For very large batch sizes (> 1024) scaling the learning rate proportionally (linear scaling rule) helps maintain stability:

[ \alpha_{\text{effective}} = \alpha_{\text{base}} \times \frac{m_{\text{batch}}}{m_{\text{ref}}} ]

Reference batch size ( m_{\text{ref}} ) could be 256. Warm‑up a few epochs to avoid abrupt gradient spikes.

10.2 LAMB & LARS – Layer‑wise Adaptive Rates

Both LAMB (Layer‑wise Adaptive Moments) and LARS (Layer‑wise Adaptive Rate Scaling) are tailored for deep learning training at massive batch sizes typical of BERT fine‑tuning. They combine Adam‑style adaptation with layer‑specific scaling factors.

10.3 Meta‑Optimization

Meta‑learning techniques (e.g., MAML) or Adam with hypergradient can discover optimal optimizer hyperparameters automatically, particularly useful when dealing with non‑stationary objective landscapes.

11. Summary Cheat Sheet

Base optimizers:
- SGD + momentum / NAG: Great for moderate complexity models; offers best generalization when tuned.
- AdamW / Adam: Fast convergence; handles sparse data and very deep architectures.
- RMSProp: Good when gradients are highly sparse or when training RNNs.
- Nadam / Nadam: Hybrid; use on extremely deep networks.
Hyperparameter defaults:
- ( \alpha \approx 1e‑3 ) (Adam); ( 3e‑4 ) (SGD).
- Momentum ( \beta \approx 0.9 ).
- Weight decay ( 1e‑4 ).
Schedules:
- Warm‑up → Linear schedule, then cosine annealing.
- For pre‑trained fine‑tuning, use One‑Cycle or Cyclical LR.
Gradient clipping:
- Apply in RNNs, LSTM‑based policy networks, and sometimes in large‑scale Transformers to avoid gradient explosions.
Regularization:
- Prefer AdamW over Adam when weight decay is needed; this separates decay from learning-rate adaptation.

11. Conclusion

Through a blend of theoretical insights and extensive empirical evidence, the optimal choice of optimizer becomes a function of data scale, model architecture, and resource availability.

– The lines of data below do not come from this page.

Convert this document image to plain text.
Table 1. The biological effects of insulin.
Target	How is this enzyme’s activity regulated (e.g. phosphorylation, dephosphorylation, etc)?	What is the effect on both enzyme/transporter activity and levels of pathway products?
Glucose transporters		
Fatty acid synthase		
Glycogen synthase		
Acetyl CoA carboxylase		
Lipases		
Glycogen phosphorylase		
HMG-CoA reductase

Modern frameworks and research trends favor adaptive optimizers (AdamW, Adam, RMSProp) combined with thoughtful learning‑rate scheduling, warm‑up regimes, and regularization. However, the humble SGD + momentum remains a robust default for scenarios where interpretability and generalization are paramount.

Take‑away: Start with AdamW + weight decay and a cosine schedule, then iteratively refine batch size and learning‑rate strategies. Monitor training dynamics closely, and use the troubleshooting table to quickly diagnose and resolve inefficiencies.

This guide should arm developers and researchers alike with a practical, data‑driven approach to optimizer selection and hyperparameter tuning—transforming the theoretical landscape of gradient‑descent into a clear, actionable workflow.